The AHA had hoped CMS would put into place protections to shield hospitals hurt by the change. In its comments to CMS, the hospital group requested a stop-loss policy that would kick in if hospitals lost more than 10% of DSH payments in a year after using the S-10 worksheet. AHA estimated that nearly one-fifth of hospitals might face that problem in FY 2019. AEH also requested a stop-loss policy.
Ultimately, CMS didn’t put in that provision. Numerof said she understands the agency’s choice. Hospitals need to understand where the market is headed and build infrastructure and systems to meet those demands accordingly. She added that no other business would request stop-loss protection based on changes like the S-10.
Concerning community relations, Alsdurf doesn’t expect the change will have an impact. “Hospitals will continue to provide care to those who cannot afford it, so I don’t think this change will have any impact on the community, positive or negative,” he said.
How should hospitals prepare?
There are still questions about the S-10, but hospitals can’t wait for CMS to provide all answers and clarifications.

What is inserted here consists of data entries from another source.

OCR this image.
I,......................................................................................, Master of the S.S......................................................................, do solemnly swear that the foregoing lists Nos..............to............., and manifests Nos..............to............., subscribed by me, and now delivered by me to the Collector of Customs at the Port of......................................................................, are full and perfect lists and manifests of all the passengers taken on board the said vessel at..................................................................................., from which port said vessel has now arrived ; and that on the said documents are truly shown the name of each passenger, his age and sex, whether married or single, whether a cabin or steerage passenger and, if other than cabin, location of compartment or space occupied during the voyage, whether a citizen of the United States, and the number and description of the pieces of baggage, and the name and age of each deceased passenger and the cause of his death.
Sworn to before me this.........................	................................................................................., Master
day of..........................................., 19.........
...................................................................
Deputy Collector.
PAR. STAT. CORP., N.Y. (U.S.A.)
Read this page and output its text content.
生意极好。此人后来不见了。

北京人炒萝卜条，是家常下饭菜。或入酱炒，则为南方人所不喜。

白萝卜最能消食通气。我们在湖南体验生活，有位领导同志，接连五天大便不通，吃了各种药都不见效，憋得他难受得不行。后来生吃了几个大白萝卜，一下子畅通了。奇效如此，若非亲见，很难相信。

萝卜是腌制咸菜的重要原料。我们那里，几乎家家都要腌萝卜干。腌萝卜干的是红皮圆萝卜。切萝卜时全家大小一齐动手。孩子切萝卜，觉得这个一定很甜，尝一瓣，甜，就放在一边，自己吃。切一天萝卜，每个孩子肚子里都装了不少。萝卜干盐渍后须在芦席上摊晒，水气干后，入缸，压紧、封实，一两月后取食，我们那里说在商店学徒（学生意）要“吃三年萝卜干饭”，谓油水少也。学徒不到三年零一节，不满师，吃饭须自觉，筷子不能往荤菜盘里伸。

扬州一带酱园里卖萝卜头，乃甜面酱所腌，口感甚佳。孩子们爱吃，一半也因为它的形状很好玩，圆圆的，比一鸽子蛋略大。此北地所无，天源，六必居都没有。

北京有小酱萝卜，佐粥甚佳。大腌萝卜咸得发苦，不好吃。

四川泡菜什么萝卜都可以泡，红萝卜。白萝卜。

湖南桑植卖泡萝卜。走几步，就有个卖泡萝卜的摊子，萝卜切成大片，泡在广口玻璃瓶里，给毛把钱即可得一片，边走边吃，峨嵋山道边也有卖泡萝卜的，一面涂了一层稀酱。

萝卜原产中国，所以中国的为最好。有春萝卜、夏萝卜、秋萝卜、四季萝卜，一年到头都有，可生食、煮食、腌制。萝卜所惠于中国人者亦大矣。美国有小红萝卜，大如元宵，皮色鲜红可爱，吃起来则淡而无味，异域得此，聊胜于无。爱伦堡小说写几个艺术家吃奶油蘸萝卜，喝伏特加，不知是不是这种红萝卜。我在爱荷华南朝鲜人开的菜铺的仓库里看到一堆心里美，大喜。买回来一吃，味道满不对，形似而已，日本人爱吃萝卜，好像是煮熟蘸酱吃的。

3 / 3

The change is here and hospitals need to move forward with the information available to them.
This process means maximizing uncompensated care payments in the new system. One step is for hospitals to make sure their charity care and bad debt policies are updated and that those policies are followed, so they receive the level of payments they’re owed.
Alsdurf said hospitals are already collecting Medicaid days data. Now they’ll have to add another piece. He expects the change will be minor for reporting and data gathering practices.
“Until they receive feedback from CMS on their data, it’s hard to do much other than make sure they feel good about the data … I’d suggest they begin running reports from their billing systems and reconciling the data (if they haven’t already) to the S-10 worksheet for FY 2014 to present,” Alsdurf said.
He added that hospitals should also continue to review their data as CMS provides more explicit instructions about S-10 in the coming months.